Major cellular telecommunication system types include those operating according to the Global Services for Mobile (GSM) Standard, the TIA/EIA/IS-95 Mobile Station-Base Station Compatibility Standard for Dual Mode Wideband Spread Spectrum Cellular Systems (IS-95), the TIA/EIA/IS-136 Mobile Station-Base Station Compatibility Standard (IS-136), the TIA/EIA/IS-707 Spread Spectrum cdma2000 Standard (IS-2000), TIA/EIA 533 Analog Standard (AMPS/TACS), and UMTS. Other major cellular systems include, but are not limited to, those operating in the personal communications system (PCS) band according to the IS-95 based ANSI-J-STD-008 1.8-2.0 GHz standard, or those operating according to the GSM-based PCS 1900 (19000 MHz frequency range) standard.
Currently, most of the major cellular system standards are implementing data services into its digital cellular specification. For most of the standards, the data service specifications have been finalized, or are being finalized.
One data service specification includes a radio link protocol (RLP) that can be utilized to provide an octet stream service over forward and reverse traffic channels. The octet stream service carries variable length data packets of the point-to-point protocol layer. The RLP divides the point-to-point protocol packets into traffic channel frames for transmission. The traffic channel frames form the physical layer transmission frames. There is no direct relationship between the point-to-point protocol packets and the traffic channel frames.
A large packet may span several traffic channel frames, or a single traffic channel frame can include all or part of several point-to-point packets. The RLP does not take the higher level traffic channel framing into account, but operates on a featureless octet stream, delivering the octets to the system multiplex sublayer for transmission in the order the octets are received from the point-to-point layer. The data may be transmitted on the traffic channel as primary traffic or, for example, along with speech, as secondary traffic. The RLP generates and supplies one frame to the multiple sublayer every 20 milliseconds (ms). The size of the RLP frame depends on the type and size of the transmission frame available for transmitting the RLP frame.
The foregoing is but one example of the data transmission protocol layer in a major cellular system standard, for use in transmission of data and data packets. Other standards also possess similar data transmission protocols used for transmission of data packets.
The majority of the data transmission protocols include a finite timer for insuring data transmission sessions do not dominate system resources. Such data transmission protocols include 3G-1X fundamental channel (FCH) capabilities. For example, once a data transmission session is established, the timer can be activated to measure an amount of time elapsed between consecutively received/transmitted data packets. That is, after a first packet is received/transmitted, the finite timer is initiated. If a subsequent packet is not received/transmitted before the timer expires, the telecommunication system will de-activate (make dormant) the data session in favor of freeing up resources for use by other data or speech sessions.

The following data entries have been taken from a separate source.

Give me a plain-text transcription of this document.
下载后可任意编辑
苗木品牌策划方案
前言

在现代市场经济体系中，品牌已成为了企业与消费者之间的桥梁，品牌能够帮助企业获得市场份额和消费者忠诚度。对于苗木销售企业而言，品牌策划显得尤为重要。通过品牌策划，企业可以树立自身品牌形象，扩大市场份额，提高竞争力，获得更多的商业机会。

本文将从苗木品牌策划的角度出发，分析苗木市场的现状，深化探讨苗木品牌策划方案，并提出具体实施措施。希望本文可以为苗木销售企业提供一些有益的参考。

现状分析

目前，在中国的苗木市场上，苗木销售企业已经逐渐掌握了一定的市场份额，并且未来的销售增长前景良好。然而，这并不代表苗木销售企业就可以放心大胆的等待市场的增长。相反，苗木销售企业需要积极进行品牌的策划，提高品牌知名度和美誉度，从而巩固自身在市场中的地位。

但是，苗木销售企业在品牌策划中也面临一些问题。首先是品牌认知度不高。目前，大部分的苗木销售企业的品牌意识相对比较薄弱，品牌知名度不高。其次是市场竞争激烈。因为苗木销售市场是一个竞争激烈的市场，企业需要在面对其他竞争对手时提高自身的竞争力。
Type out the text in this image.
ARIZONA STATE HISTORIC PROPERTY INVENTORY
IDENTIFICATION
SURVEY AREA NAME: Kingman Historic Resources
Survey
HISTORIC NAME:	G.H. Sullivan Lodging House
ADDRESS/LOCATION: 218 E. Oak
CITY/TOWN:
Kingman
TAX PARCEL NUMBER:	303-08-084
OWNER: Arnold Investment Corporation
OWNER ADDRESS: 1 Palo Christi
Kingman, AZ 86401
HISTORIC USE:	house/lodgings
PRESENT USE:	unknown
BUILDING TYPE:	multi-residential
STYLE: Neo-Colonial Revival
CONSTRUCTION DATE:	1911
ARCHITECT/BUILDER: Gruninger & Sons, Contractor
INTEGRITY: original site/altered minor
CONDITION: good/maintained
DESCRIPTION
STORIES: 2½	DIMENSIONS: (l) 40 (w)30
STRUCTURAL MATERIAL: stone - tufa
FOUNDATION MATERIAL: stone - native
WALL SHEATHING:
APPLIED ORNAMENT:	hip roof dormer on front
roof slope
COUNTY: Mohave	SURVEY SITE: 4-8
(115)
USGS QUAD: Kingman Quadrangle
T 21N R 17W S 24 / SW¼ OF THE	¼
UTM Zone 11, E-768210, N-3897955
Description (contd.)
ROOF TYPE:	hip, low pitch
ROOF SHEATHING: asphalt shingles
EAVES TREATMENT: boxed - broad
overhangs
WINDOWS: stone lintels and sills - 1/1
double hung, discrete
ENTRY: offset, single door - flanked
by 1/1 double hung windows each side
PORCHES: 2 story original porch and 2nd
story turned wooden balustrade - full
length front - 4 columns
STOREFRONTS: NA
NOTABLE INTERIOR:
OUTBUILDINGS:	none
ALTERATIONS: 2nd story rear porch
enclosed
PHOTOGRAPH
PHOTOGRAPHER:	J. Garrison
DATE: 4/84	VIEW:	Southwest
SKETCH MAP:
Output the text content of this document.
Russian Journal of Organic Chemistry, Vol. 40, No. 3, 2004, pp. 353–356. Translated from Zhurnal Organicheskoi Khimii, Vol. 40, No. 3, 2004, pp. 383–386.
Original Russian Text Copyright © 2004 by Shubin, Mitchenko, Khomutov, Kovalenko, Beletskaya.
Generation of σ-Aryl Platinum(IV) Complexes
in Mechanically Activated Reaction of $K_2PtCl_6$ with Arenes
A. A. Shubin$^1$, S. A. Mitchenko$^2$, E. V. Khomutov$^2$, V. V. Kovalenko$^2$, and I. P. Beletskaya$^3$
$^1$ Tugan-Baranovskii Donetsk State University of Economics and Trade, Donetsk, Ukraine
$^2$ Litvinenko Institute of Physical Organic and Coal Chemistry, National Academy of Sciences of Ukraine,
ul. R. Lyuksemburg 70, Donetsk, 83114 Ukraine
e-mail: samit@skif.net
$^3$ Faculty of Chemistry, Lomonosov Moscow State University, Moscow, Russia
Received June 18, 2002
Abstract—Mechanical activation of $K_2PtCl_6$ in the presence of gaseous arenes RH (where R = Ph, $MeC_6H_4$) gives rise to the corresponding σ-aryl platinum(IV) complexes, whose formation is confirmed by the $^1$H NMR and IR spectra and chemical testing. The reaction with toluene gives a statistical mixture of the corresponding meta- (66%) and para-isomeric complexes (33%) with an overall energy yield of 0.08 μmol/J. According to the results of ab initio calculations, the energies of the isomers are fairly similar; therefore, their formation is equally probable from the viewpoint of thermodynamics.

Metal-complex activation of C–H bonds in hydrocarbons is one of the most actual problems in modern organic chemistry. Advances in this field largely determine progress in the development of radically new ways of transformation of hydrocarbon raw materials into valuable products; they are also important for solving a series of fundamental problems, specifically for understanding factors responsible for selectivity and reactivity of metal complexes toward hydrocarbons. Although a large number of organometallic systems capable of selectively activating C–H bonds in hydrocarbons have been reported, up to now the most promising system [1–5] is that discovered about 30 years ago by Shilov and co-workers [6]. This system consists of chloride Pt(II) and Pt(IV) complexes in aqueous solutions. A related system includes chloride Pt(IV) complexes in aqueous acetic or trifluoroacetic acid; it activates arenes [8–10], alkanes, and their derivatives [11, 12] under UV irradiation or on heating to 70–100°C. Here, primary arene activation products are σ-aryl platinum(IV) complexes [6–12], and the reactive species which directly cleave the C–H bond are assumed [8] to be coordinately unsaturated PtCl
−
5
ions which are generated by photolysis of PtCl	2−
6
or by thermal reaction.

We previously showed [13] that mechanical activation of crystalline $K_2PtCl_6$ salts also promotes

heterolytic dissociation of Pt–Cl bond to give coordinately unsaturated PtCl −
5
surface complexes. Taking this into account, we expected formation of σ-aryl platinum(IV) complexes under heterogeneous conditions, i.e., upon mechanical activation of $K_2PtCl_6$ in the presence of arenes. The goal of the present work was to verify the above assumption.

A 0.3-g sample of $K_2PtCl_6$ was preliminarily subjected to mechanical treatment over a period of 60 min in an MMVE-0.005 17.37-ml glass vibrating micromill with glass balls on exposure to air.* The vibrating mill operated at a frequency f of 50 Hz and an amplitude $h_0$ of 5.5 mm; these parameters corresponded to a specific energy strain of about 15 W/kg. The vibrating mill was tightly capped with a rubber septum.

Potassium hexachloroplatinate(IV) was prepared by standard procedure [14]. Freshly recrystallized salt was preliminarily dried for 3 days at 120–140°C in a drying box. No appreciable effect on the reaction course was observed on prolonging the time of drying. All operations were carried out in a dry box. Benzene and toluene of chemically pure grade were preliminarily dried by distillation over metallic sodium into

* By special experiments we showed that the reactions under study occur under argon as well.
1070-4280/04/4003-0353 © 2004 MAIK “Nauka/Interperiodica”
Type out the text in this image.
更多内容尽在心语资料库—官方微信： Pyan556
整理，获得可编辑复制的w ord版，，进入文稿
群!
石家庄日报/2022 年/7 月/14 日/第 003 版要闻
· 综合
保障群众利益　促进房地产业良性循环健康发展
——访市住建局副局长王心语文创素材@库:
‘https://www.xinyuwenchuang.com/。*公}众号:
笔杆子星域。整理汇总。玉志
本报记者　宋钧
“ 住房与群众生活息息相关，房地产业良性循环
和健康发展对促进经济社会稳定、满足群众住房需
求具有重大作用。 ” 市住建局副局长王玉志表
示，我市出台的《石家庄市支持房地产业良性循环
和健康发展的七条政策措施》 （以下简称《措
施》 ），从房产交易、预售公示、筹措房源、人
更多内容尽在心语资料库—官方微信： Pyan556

Although the use of a timer in telecommunications systems insure system resources are not unnecessarily dominated by one or more data sessions, the use of a uniform timer does not take into consideration data sessions that may have packets that are generated in a substantially periodic nature. Such data sessions may include, but are not limited to heart beat retrieval systems that access weather, traffic, stock and other information. Typically, these types of data sessions require a very small amount of data to be transmitted very frequently, which can lead to a data session being maintained for a long period of time unite a finite value expires.
In general, a 3G-1X high-speed wireless packet data network is based on a circuit-based physical layer channel. Physical channels can be temporarily assigned to users while they are sending or receiving packet data traffic. The channel can be taken away when the mobile is idle (i.e., not sending or receiving data for some period of time). The period of time is commonly referred to as inactivity time. In current deployments, the inactivity timer is a static timer that is typically provisioned per subscriber or at the system level.
Thus, the current handling of how the 3G-1X fundamental channel (FCH) is removed from the users after a period of inactivity is based on system-level or subscriber-provisioned static timers. The present inventors have concluded that a need exists for an adaptive packet inactivity timer that can also be set at a system level. The present inventors believe that it is desirable to have an adaptive packet inactivity timer that changes behavior based on a user's QoS (Quality of Service) level or other user attribute.